À quoi ressemblera la restructuration de la dette en Argentine?

À quoi ressemblera la restructuration de la dette en Argentine?

La prochaine restructuration de la dette en Argentine analysée par Ramiro Castiñeira (économiste en chef de la société argentine d'études macroéconomiques Econométrica) et Paolo Rizzo (direction générale de l'emploi, des affaires sociales et de l'inclusion de la Commission européenne)

COMMENT LA RESTRUCTURATION A ÉTÉ ARRIVÉE

L'Argentine a annoncé qu'elle avait officiellement conclu un accord de restructuration de la dette: une nouvelle qui n'est pas tenue pour acquise, compte tenu de l'historique de crédit du pays et des difficultés économiques générées par la crise actuelle. Le gouvernement émerge politiquement renforcé mais il devra désormais faire face aux problèmes endémiques de l'économie.

Depuis des mois, on insiste sur un nouveau défaut argentin, le neuvième de l'histoire du pays. Le spectre de la faillite en 2001 a été évoqué: un événement qui a marqué de manière indélébile l'économie, à tel point que ce n'est qu'en 2016 que l'Argentine est revenue se financer sur les marchés. Le programme économique du président nouvellement élu Mauricio Macri (2015-2019) était de réduire le déficit budgétaire et de le financer sur le marché avec des titres émis en dollars. Mais le taux d'intérêt accordé sur les titres libellés en dollars américains était de 7%. Le pays ne faisait toujours pas confiance au pays, surtout après les années de présidence de Cristina Kirchner (2007-2015) au cours desquelles les données économiques avaient été falsifiées par le gouvernement et le déficit monétisé.

La recette économique de Macri consistant à réduire progressivement le déficit s'est rapidement heurtée aux difficultés de réduction des dépenses publiques (figures 1 et 2) et à l'impossibilité d'atteindre les objectifs de croissance économique.

Une fois de plus, perdant la confiance du marché, au cours des premiers mois de 2018, le peso argentin a réduit de moitié sa valeur, rendant l'exposition au dollar insoutenable. Le prêt de 44 milliards de dollars du Fonds monétaire international qui en a résulté a évité une catastrophe économique. Pour endiguer la baisse du peso, le gouvernement de Macri a opté pour un retour à un taux de change fixe et des restrictions aux mouvements de capitaux.

Le pays hérité par le président Alberto Fernández en décembre 2019 était déjà au bord de la faillite. La dette publique à la fin de 2019 s'élevait à 323 milliards de dollars, soit 90% du PIB. Sur ce total, 66 milliards étaient libellés en dollars de droit étranger et dus à des créanciers privés, 42 libellés en dollars mais en vertu de la législation nationale et dus à des particuliers et des institutions nationales, 44 au FMI et 34 au Club de Paris.

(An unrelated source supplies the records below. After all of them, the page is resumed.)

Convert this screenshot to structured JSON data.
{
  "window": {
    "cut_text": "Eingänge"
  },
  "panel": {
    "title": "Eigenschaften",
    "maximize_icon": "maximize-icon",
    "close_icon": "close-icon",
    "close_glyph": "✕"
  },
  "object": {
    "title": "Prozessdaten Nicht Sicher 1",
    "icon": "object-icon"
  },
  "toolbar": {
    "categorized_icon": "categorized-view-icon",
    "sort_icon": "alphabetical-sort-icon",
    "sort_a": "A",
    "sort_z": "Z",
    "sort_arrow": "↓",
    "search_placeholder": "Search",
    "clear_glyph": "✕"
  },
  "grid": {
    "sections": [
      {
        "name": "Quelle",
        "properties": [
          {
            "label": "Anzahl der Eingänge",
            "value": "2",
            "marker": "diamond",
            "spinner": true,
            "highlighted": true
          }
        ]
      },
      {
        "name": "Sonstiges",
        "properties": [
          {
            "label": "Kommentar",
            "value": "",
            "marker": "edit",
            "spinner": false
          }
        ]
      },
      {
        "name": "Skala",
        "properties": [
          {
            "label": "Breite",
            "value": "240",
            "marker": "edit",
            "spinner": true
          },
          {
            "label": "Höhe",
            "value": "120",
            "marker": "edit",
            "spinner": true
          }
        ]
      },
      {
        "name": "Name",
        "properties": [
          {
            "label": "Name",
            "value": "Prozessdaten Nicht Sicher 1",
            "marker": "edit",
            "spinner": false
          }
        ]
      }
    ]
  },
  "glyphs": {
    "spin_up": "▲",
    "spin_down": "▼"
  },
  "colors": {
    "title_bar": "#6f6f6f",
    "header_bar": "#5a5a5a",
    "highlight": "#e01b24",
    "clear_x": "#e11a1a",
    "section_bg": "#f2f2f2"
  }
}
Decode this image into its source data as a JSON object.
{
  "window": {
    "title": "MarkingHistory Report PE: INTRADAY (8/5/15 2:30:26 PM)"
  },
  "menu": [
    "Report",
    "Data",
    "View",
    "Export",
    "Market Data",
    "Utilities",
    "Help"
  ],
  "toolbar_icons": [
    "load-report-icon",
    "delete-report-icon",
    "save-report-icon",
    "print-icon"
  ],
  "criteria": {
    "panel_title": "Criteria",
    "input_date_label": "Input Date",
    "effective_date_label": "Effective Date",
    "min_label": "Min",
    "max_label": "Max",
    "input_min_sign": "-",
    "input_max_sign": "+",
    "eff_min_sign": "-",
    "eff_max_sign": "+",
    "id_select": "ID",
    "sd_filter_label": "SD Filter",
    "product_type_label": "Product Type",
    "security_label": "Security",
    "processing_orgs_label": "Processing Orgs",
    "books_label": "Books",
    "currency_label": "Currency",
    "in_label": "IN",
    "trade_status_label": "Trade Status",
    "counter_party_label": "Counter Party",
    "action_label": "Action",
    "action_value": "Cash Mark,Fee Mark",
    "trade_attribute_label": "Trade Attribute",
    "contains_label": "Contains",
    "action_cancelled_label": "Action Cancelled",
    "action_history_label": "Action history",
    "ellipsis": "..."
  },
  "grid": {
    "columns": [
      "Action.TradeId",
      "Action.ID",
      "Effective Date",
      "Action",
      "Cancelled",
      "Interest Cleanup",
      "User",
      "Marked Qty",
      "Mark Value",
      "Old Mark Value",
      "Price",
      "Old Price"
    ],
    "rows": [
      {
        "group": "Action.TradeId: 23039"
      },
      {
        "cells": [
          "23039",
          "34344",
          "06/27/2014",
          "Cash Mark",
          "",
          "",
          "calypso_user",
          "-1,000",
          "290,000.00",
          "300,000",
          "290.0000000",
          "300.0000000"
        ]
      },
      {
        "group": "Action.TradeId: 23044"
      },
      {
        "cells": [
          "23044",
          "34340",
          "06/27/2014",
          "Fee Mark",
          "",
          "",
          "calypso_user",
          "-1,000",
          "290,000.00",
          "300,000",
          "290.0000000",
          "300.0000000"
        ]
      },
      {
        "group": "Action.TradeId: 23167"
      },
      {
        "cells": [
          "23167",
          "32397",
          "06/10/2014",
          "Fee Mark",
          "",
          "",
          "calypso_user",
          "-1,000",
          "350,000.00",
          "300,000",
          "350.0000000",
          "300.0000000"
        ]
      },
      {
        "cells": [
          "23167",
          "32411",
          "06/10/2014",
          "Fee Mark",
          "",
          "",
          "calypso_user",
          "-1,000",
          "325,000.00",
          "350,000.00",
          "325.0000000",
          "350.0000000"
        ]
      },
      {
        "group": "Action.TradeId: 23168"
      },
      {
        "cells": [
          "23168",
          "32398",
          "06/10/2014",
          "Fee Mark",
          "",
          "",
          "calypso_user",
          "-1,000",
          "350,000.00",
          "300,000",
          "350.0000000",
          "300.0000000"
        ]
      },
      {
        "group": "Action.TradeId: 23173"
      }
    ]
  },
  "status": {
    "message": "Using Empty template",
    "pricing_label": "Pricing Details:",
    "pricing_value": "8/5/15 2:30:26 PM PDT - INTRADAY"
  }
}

Il s'agissait d'une exposition plus importante qu'en 2001, lorsque les 144 milliards de dollars de dette libellée en dollars représentaient 50% du PIB (graphique 2). Pourtant, il est difficile de comparer les deux crises car en 2001 le pays a fait défaut après près de dix ans de parité entre le peso et le dollar. Comme le reconnaît le FMI , le pourcentage dette publique / PIB en 2001 était « trompeusement bas » (faussement bas).

L'ACCORD ATTEINT

L'accord d'aujourd'hui concerne les 66 milliards sous législation étrangère. Il reporte le paiement du principal d'au moins cinq ans, diminue légèrement la valeur du principal (-1,9%) et réduit le taux d'intérêt de 7 à 3% par an. Ce faisant, entre 2020 et 2024, le coût de cette dette ne sera que de 4,5 milliards d'euros (1% du PIB) répartis sur cinq ans. L'accord s'est clôturé à 55 cents par dollar. C'est proche de ce que les créanciers demandaient dès le départ, alors que la première offre du gouvernement, arrivée en mars, était de 40 cents par dollar.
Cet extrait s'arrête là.